The case for publishing independent Gateway
reviews
Computer Weekly's evidence to the work and pensions committee says
that this publication understands why departments and Gateway
reviewers would not wish the results of their assessments of public
sector IT projects to be published. Computer Weekly believes,
however, that the advantages in publishing them outweigh the desire
in officialdom not to publish them.
As part of its submission, Computer Weekly cited a report into a
problematic IT project at National Air Traffic Services. The report
by consultancy Arthur D Little was written during the
pre-implementation stages of the project. It disclosed important
organisational, managerial and cultural weaknesses and recommended
some fundamental reforms.
The recommendations in the report were acted on, and it was
possible for outsiders, including the media and staff, to ask the
organisation what actions it had taken. Computer Weekly believes
that this is public sector accountability at its best.
Initially, however, National Air Traffic Services had strongly
opposed the independent audit, although it was commissioned anyway
at the request of the Transport Committee.
One reason that Gateway reviews are not published is that some
officials believe it would compromise the advice given if reviewers
thought their concerns would be made public. Computer Weekly
believes that this is shown to be nonsense by the Arthur D Little
report, which was full and frank in its disclosures.

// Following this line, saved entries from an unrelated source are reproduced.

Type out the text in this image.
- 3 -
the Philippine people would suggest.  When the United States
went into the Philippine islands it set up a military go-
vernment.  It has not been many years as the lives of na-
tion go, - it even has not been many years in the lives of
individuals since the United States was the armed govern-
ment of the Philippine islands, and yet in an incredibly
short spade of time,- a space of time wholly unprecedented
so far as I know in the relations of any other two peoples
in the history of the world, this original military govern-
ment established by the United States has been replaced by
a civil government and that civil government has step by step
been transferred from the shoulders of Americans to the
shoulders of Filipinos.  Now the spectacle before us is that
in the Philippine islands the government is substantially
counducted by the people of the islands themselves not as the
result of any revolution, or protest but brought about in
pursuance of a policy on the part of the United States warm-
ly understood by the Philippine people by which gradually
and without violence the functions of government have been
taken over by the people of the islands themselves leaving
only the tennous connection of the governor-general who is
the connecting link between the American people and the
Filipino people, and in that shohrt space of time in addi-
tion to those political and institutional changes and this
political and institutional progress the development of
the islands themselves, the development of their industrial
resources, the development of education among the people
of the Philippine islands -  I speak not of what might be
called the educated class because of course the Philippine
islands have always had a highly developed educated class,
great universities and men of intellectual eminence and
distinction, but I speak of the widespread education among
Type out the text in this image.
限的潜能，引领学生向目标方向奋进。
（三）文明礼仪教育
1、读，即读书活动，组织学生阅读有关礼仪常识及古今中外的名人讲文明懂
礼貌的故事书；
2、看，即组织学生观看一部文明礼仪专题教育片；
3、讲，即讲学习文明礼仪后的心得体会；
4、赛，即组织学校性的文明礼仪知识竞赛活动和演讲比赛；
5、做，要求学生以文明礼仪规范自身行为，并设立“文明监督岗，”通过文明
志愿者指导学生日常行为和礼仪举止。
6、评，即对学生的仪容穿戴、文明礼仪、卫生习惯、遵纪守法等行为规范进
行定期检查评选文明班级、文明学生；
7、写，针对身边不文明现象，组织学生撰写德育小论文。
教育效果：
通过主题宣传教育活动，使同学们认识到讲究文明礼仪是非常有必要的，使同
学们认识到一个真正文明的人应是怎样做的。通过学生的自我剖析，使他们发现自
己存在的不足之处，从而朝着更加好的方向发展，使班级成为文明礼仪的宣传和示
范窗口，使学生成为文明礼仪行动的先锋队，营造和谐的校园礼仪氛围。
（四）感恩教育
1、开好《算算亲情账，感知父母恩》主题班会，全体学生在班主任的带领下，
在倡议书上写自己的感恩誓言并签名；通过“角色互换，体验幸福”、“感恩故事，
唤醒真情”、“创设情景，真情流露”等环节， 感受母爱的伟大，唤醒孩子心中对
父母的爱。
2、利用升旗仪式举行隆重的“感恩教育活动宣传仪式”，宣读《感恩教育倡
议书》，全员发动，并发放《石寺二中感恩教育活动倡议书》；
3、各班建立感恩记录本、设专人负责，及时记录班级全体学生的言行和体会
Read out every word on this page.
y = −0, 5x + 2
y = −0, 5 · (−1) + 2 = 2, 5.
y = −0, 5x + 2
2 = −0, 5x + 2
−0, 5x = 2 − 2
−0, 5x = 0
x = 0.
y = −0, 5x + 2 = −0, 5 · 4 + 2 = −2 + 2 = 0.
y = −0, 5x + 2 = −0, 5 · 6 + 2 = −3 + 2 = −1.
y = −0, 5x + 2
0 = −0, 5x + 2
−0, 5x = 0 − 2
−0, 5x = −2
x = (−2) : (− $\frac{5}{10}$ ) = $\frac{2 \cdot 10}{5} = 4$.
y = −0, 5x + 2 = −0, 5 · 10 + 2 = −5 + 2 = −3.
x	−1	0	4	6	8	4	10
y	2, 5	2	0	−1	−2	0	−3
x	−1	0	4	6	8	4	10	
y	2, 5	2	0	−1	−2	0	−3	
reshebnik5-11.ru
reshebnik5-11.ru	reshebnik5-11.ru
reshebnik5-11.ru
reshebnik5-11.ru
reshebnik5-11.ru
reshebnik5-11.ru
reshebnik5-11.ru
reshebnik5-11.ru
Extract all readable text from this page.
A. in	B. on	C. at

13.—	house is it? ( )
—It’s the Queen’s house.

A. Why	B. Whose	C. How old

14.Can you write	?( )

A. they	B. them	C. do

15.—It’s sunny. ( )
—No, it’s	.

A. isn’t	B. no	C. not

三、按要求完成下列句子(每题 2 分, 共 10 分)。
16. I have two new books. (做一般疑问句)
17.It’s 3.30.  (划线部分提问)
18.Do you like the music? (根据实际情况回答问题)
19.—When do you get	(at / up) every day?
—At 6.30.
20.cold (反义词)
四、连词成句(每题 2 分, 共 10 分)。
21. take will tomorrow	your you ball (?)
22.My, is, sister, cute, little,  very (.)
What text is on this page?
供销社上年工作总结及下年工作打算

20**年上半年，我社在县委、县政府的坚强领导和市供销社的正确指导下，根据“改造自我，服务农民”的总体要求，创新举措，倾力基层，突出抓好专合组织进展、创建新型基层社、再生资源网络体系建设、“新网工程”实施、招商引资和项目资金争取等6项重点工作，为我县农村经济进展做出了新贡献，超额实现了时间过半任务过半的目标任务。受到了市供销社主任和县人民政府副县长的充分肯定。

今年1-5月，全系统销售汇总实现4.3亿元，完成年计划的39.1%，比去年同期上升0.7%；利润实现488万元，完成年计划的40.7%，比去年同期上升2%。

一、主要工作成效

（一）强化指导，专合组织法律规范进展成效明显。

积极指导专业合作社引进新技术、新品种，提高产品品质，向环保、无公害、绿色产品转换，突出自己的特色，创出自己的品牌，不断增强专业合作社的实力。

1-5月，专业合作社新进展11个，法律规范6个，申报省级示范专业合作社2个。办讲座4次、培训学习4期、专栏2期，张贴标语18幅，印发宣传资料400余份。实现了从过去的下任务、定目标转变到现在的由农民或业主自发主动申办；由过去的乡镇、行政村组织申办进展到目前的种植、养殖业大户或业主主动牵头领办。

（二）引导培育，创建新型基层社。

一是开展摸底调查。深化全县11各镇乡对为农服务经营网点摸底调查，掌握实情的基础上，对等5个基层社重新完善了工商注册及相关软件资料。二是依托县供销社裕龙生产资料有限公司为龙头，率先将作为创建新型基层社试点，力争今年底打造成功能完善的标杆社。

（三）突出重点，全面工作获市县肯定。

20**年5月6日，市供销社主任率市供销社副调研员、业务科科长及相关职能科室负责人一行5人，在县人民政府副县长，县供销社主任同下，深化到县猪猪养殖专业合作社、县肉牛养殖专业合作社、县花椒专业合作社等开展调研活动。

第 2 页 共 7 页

This publication has every reason to believe that if Arthur D
Little was asked again to conduct a thorough analysis of the
management of a large IT project, knowing it would be made public,
it would act with the same professionalism and courage it displayed
when assessing the New En Route project at National Air Traffic
Services.
If Gateway reviewers believe the quality and rigour of their advice
and work would suffer if their reviews were published, Computer
Weekly would question whether they are too culturally close to
those they are reviewing and therefore perhaps not be sufficiently
independent and objective to reach the tough conclusions that
Gateway reviews sometimes demand.
If Gateway reviewers know their assessment would be made public, it
could act as a counter-balancing force to departmental or political
pressure to go live with an inadequately tested system.
With Gateway reviews operating in an environment of secrecy, and
without any Parliamentary scrutiny until the National Audit Office
publishes limited details of a review, sometimes months or years
later, we believe there may be insufficient incentive for reviewers
to always reach the necessary courageous recommendations, perhaps
to halt a failing project indefinitely.
Paul Goodman, an MP on the House of Commons work and pensions
select committee, is giving his support to the idea of a UK
adaptation of the US Clinger-Cohen Act if it was found that
adherence to best practice would prevent further IT
disasters.
He also supports Computer Weekly's recommendation for Gateway
reviews to be published. He says that if the Gateway review that
preceded the introduction of tax credits had been published, it
might have prevented the problems that followed.